第15章: 隠遁
1940年· ババ 46歳ページ 2,150 / 5,444
ハキムはそれが何であるかを知っていました。なぜなら、彼自身それを経験していたからです。ハキムは何時間も言葉と身振りで説明しましたが、その男は頭痛がどのようなものかを想像することができませんでした。とうとう、ハキムはじれったさのあまり、一つの思いつきを得ました。彼は石を拾い上げ、その男の頭をまともに打ったのです。男はたちまち頭痛がどのようなものかを知り、このように現実的な仕方で疑問への答えを得たうえで、その場を去っていきました。
影については、私は一瞬であなた方に体験を与えることはできますが、それを言葉で説明することはできません。

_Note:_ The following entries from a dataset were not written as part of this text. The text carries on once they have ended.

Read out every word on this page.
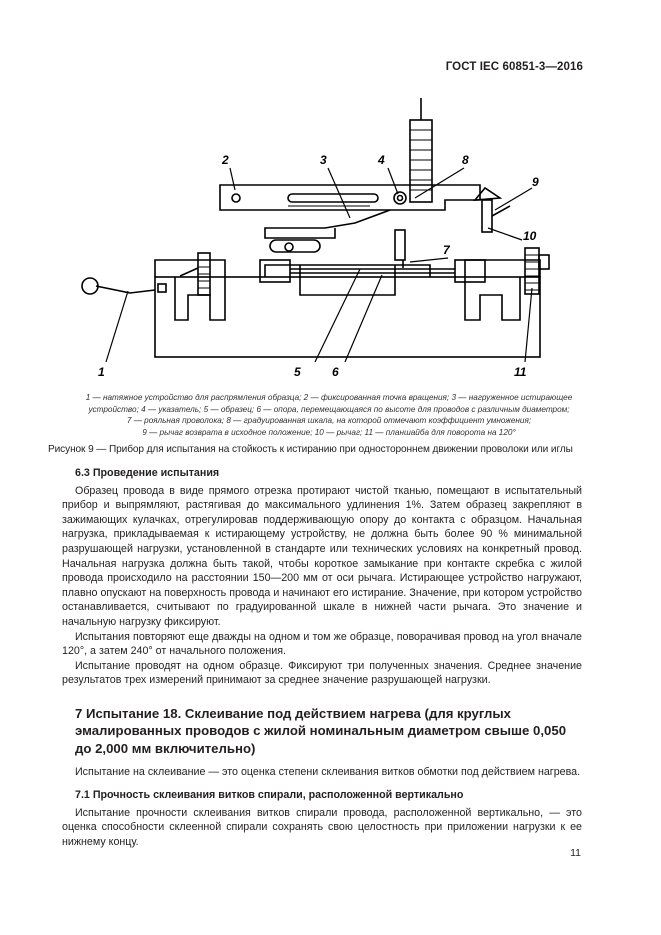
ГОСТ IEC 60851-3—2016
1
2	3	4
5	6
7
8
9
10
11
1 — натяжное устройство для распрямления образца; 2 — фиксированная точка вращения; 3 — нагруженное истирающее
устройство; 4 — указатель; 5 — образец; 6 — опора, перемещающаяся по высоте для проводов с различным диаметром;
7 — рояльная проволока; 8 — градуированная шкала, на которой отмечают коэффициент умножения;
9 — рычаг возврата в исходное положение; 10 — рычаг; 11 — планшайба для поворота на 120°
Рисунок 9 — Прибор для испытания на стойкость к истиранию при одностороннем движении проволоки или иглы
6.3 Проведение испытания

Образец провода в виде прямого отрезка протирают чистой тканью, помещают в испытательный прибор и выпрямляют, растягивая до максимального удлинения 1%. Затем образец закрепляют в зажимающих кулачках, отрегулировав поддерживающую опору до контакта с образцом. Начальная нагрузка, прикладываемая к истирающему устройству, не должна быть более 90 % минимальной разрушающей нагрузки, установленной в стандарте или технических условиях на конкретный провод. Начальная нагрузка должна быть такой, чтобы короткое замыкание при контакте скребка с жилой провода происходило на расстоянии 150—200 мм от оси рычага. Истирающее устройство нагружают, плавно опускают на поверхность провода и начинают его истирание. Значение, при котором устройство останавливается, считывают по градуированной шкале в нижней части рычага. Это значение и начальную нагрузку фиксируют.

Испытания повторяют еще дважды на одном и том же образце, поворачивая провод на угол вначале 120°, а затем 240° от начального положения.

Испытание проводят на одном образце. Фиксируют три полученных значения. Среднее значение результатов трех измерений принимают за среднее значение разрушающей нагрузки.

7 Испытание 18. Склеивание под действием нагрева (для круглых эмалированных проводов с жилой номинальным диаметром свыше 0,050 до 2,000 мм включительно)

Испытание на склеивание — это оценка степени склеивания витков обмотки под действием нагрева.

7.1 Прочность склеивания витков спирали, расположенной вертикально

Испытание прочности склеивания витков спирали провода, расположенной вертикально, — это оценка способности склеенной спирали сохранять свою целостность при приложении нагрузки к ее нижнему концу.

11
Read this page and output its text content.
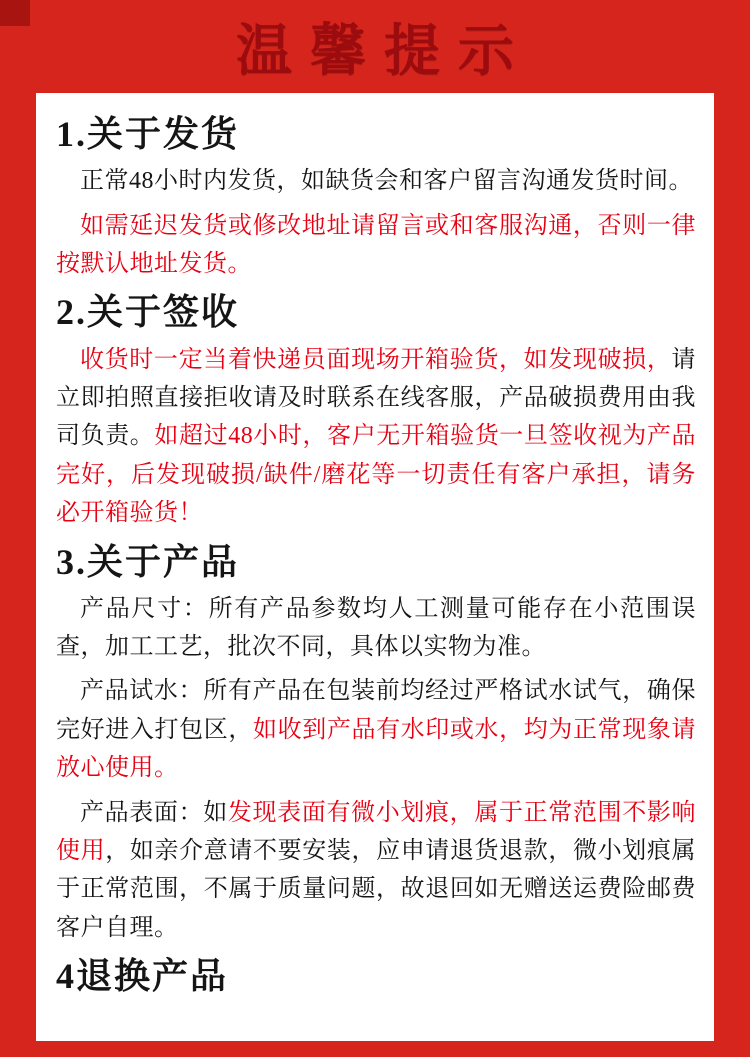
温馨提示
1.关于发货

正常48小时内发货，如缺货会和客户留言沟通发货时间。

如需延迟发货或修改地址请留言或和客服沟通，否则一律按默认地址发货。

2.关于签收

收货时一定当着快递员面现场开箱验货，如发现破损，请立即拍照直接拒收请及时联系在线客服，产品破损费用由我司负责。如超过48小时，客户无开箱验货一旦签收视为产品完好，后发现破损/缺件/磨花等一切责任有客户承担，请务必开箱验货！

3.关于产品

产品尺寸：所有产品参数均人工测量可能存在小范围误查，加工工艺，批次不同，具体以实物为准。

产品试水：所有产品在包装前均经过严格试水试气，确保完好进入打包区，如收到产品有水印或水，均为正常现象请放心使用。

产品表面：如发现表面有微小划痕，属于正常范围不影响使用，如亲介意请不要安装，应申请退货退款，微小划痕属于正常范围，不属于质量问题，故退回如无赠送运费险邮费客户自理。

4退换产品
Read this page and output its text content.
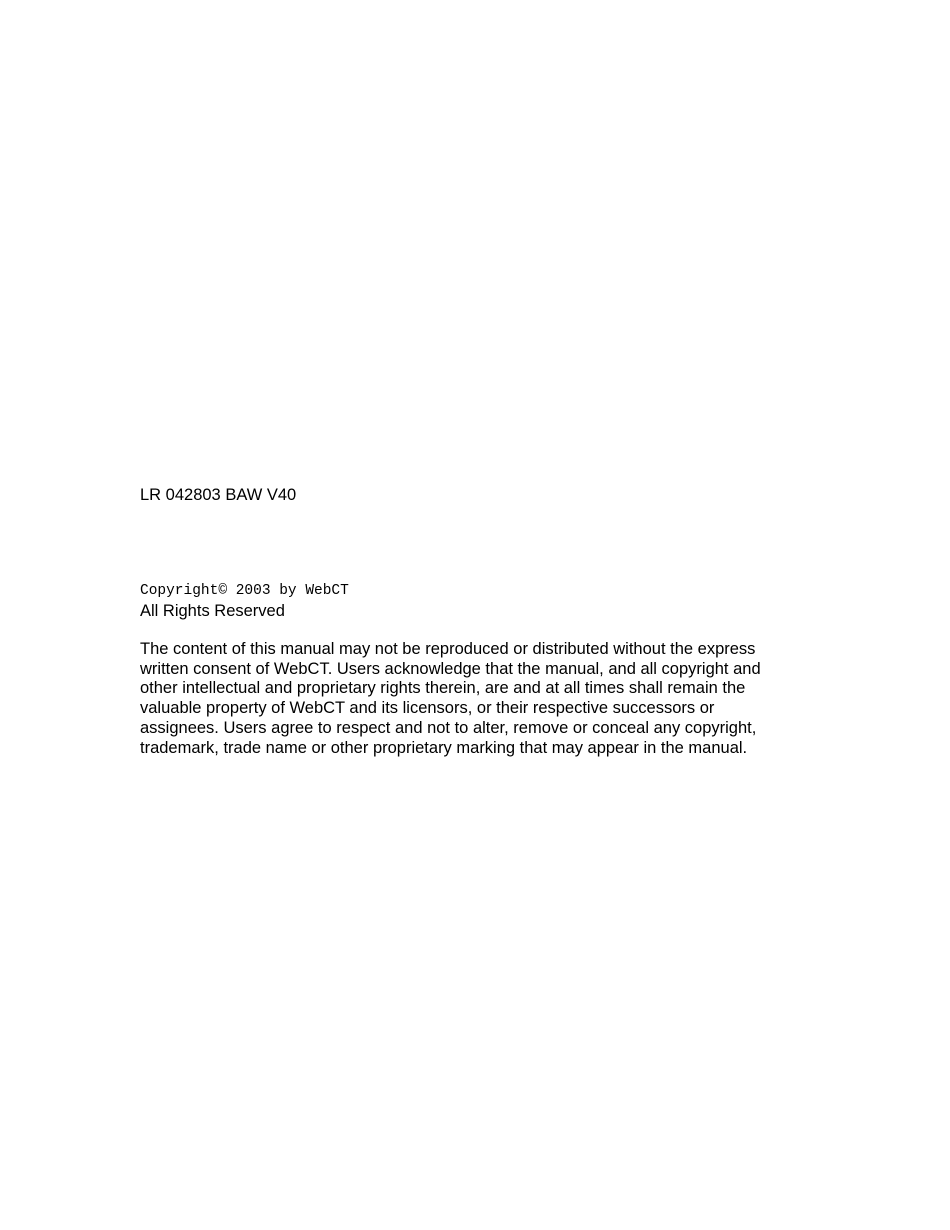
LR 042803 BAW V40

Copyright© 2003 by WebCT

All Rights Reserved

The content of this manual may not be reproduced or distributed without the express
written consent of WebCT. Users acknowledge that the manual, and all copyright and
other intellectual and proprietary rights therein, are and at all times shall remain the
valuable property of WebCT and its licensors, or their respective successors or
assignees. Users agree to respect and not to alter, remove or conceal any copyright,
trademark, trade name or other proprietary marking that may appear in the manual.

私はこの世界が神の第七の影であると申しました。もし神が存在しなければ、世界もまた存在しないでしょう。しかし、神の声は音ではありません。第三の境地においてさえ、音はありません。第一の境地には精妙な音があります ── 非常に、非常にかすかなものです。第二の境地では、その音はより一層「呑み込むような」もので、あなた方はその中に呑み込まれてしまいます。しかし、神であるあの声、その声の影は、第三の境地においては圧倒的なものです。スーフィーはそれを「茫然自失させるもの」と呼んでいます。
ナディーンはそれを理解することができず、「神の声の影は、各境地ごとに次第に弱まっていくのですか」と尋ねた。
バーバーは答えた。
神は無限であり、しかも各境地でますます有限になっていく、などとは言えません。無限なるものが有限であることはあり得ません。神の声が弱まると言うならば、それは正しくありません。神の声が弱まることはあり得ません。

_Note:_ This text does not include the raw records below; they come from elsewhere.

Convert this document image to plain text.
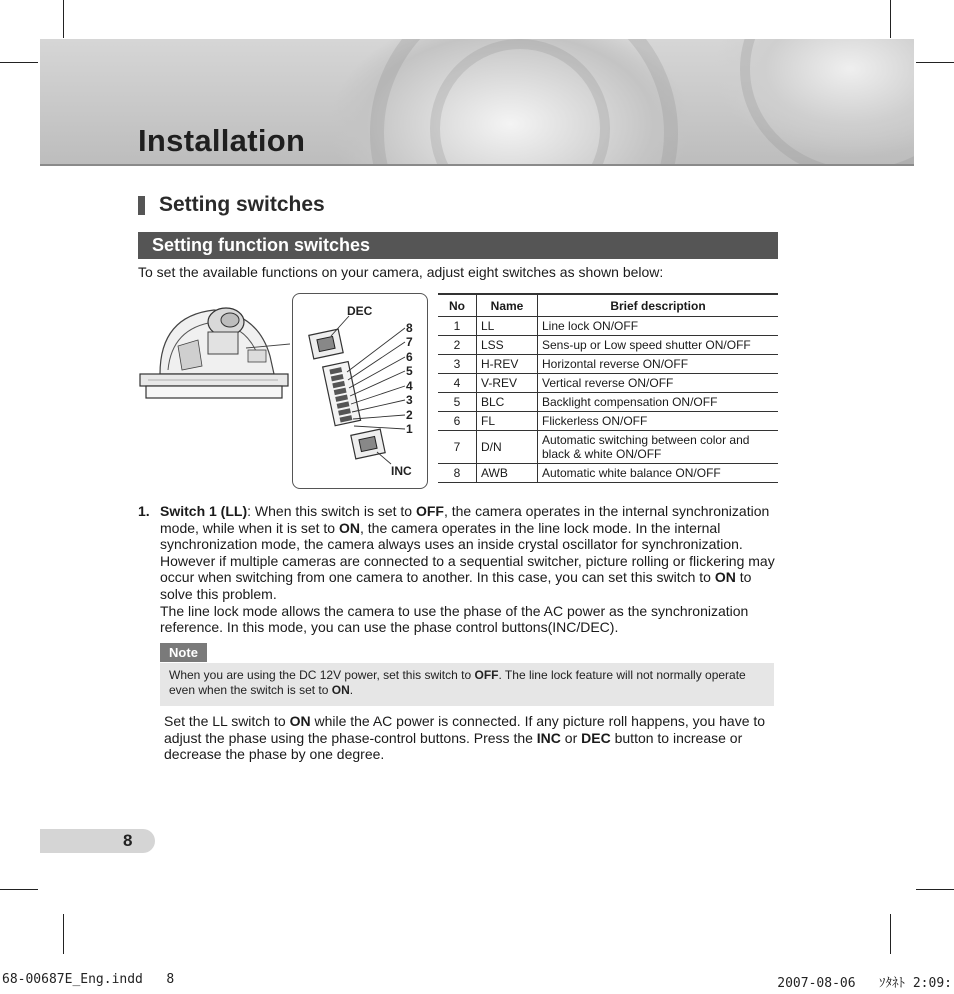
Installation
Setting switches
Setting function switches
To set the available functions on your camera, adjust eight switches as shown below:
DEC
8
7
6
5
4
3
2
1
INC
No	Name	Brief description
1	LL	Line lock ON/OFF
2	LSS	Sens-up or Low speed shutter ON/OFF
3	H-REV	Horizontal reverse ON/OFF
4	V-REV	Vertical reverse ON/OFF
5	BLC	Backlight compensation ON/OFF
6	FL	Flickerless ON/OFF
7	D/N	Automatic switching between color and black & white ON/OFF
8	AWB	Automatic white balance ON/OFF
1. Switch 1 (LL): When this switch is set to OFF, the camera operates in the internal synchronization mode, while when it is set to ON, the camera operates in the line lock mode. In the internal synchronization mode, the camera always uses an inside crystal oscillator for synchronization. However if multiple cameras are connected to a sequential switcher, picture rolling or flickering may occur when switching from one camera to another. In this case, you can set this switch to ON to solve this problem.
The line lock mode allows the camera to use the phase of the AC power as the synchronization reference. In this mode, you can use the phase control buttons(INC/DEC).
Note
When you are using the DC 12V power, set this switch to OFF. The line lock feature will not normally operate even when the switch is set to ON.
Set the LL switch to ON while the AC power is connected. If any picture roll happens, you have to adjust the phase using the phase-control buttons. Press the INC or DEC button to increase or decrease the phase by one degree.
8
68-00687E_Eng.indd   8	2007-08-06   ｿﾀﾈﾄ 2:09:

それは鐘の例えと同じです。仮に、最初の鐘が金製で、その第一の影が鉄の鐘であり、第二の影が土の鐘、第三の影が紙の鐘である、という具合であるとしましょう。すべて同じ形をしていますが、金の鐘と紙の鐘とではまったく異なります。ですから、紙の鐘の場合に金の鐘が弱まったのだ、などと言うことはできません。
一九四〇年九月を通じて、バーバーは丘の上のマスト・アシュラムで厳格な隠遁の中、働き続けた。彼はまた、毎週木曜日と日曜日の週に二度、女性たちのもとを訪れることも続けた。
この期間、バーバーは誰かが彼を描いた、合板に描かれた肖像画をラノに手渡していた。バーバーはラノに、その上から、長い髪をほどき、サドラを身にまとった座った姿勢の自分の絵を描くよう指示した。彼女はそのとおりにし、その作品を『アバター』と題した。1
九月二十二日日曜日、バーバーは女性たちに「『自分自身を失わない限り、自分自身を見いだすことはできない』と言ったのは誰でしたか」と尋ねた。
脚注
- 1.ラノの絵は現在メヘラバードに保管されている。